Konkret bedeutet das üblicherweise: Käufe innerhalb eines bestimmten Zeitraums vor Weihnachten können bis zu einem festgelegten Termin im neuen Jahr zurückgegeben werden, bei manchen Warenkategorien mit einer etwas kürzeren Frist. Wer die eigene Widerrufsbelehrung nicht rechtzeitig anpasst, riskiert Ärger mit Amazon und Abmahnungen wegen möglicher Irreführung der Käufer.

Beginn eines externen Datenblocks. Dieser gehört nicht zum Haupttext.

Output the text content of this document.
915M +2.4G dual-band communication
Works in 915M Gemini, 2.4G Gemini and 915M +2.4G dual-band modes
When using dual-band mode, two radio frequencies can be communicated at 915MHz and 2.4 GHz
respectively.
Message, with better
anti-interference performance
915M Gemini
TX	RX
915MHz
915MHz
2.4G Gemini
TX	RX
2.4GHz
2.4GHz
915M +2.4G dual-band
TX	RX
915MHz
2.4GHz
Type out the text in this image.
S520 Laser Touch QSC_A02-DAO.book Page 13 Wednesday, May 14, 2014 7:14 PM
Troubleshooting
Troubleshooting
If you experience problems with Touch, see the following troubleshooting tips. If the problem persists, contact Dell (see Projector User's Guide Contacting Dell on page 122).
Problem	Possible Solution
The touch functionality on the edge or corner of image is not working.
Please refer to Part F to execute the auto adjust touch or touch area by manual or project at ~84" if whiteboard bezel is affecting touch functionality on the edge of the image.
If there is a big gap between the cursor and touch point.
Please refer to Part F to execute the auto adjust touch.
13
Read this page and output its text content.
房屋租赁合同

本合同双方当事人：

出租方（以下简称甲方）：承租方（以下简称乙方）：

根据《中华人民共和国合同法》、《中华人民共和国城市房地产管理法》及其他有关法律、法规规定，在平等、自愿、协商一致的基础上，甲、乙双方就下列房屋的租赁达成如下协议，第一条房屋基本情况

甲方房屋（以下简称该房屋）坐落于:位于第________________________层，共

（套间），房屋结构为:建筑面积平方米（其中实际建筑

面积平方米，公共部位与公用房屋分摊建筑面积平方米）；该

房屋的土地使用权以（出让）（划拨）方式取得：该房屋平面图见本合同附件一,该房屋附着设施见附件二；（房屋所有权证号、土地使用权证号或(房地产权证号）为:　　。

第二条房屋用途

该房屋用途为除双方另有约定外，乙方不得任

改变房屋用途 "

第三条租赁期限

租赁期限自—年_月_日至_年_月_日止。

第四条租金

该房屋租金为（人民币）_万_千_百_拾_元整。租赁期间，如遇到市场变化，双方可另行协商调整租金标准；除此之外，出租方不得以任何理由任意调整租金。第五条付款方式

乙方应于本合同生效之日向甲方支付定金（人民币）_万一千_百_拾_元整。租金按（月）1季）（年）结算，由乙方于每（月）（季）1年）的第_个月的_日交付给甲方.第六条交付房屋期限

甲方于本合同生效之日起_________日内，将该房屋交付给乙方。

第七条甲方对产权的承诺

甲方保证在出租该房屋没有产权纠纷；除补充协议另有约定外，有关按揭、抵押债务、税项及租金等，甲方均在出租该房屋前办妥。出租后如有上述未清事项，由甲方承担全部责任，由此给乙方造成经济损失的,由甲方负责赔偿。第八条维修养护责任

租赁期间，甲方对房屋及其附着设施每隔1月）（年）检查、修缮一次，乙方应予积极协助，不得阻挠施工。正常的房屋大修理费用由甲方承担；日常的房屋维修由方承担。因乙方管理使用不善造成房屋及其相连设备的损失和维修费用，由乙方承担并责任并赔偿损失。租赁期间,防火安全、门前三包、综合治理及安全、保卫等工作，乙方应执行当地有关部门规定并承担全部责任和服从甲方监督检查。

Für Händler, die mehrere Vertriebskanäle gleichzeitig bedienen, kommt erschwerend hinzu, dass sich die jeweiligen Rückgabefristen der einzelnen Plattformen unterscheiden können, was eine einheitliche, kanalübergreifende Kommunikation gegenüber Kunden zusätzlich erschwert.
Es empfiehlt sich, die Anpassung der Widerrufsbelehrung fest in den eigenen jährlichen Vorbereitungsprozess für die Weihnachtssaison zu integrieren, idealerweise mit einem konkreten Termin im Kalender, statt jedes Jahr aufs Neue erst durch eine Erinnerung aus der Händler-Community darauf aufmerksam zu werden.
Wer unsicher ist, ob die eigene Widerrufsbelehrung den aktuellen Anforderungen von Amazon entspricht, sollte frühzeitig vor Beginn der Weihnachtssaison die aktuellen Vorgaben im Seller Central prüfen oder rechtlichen Rat einholen, um Abmahnrisiken rechtzeitig auszuschließen.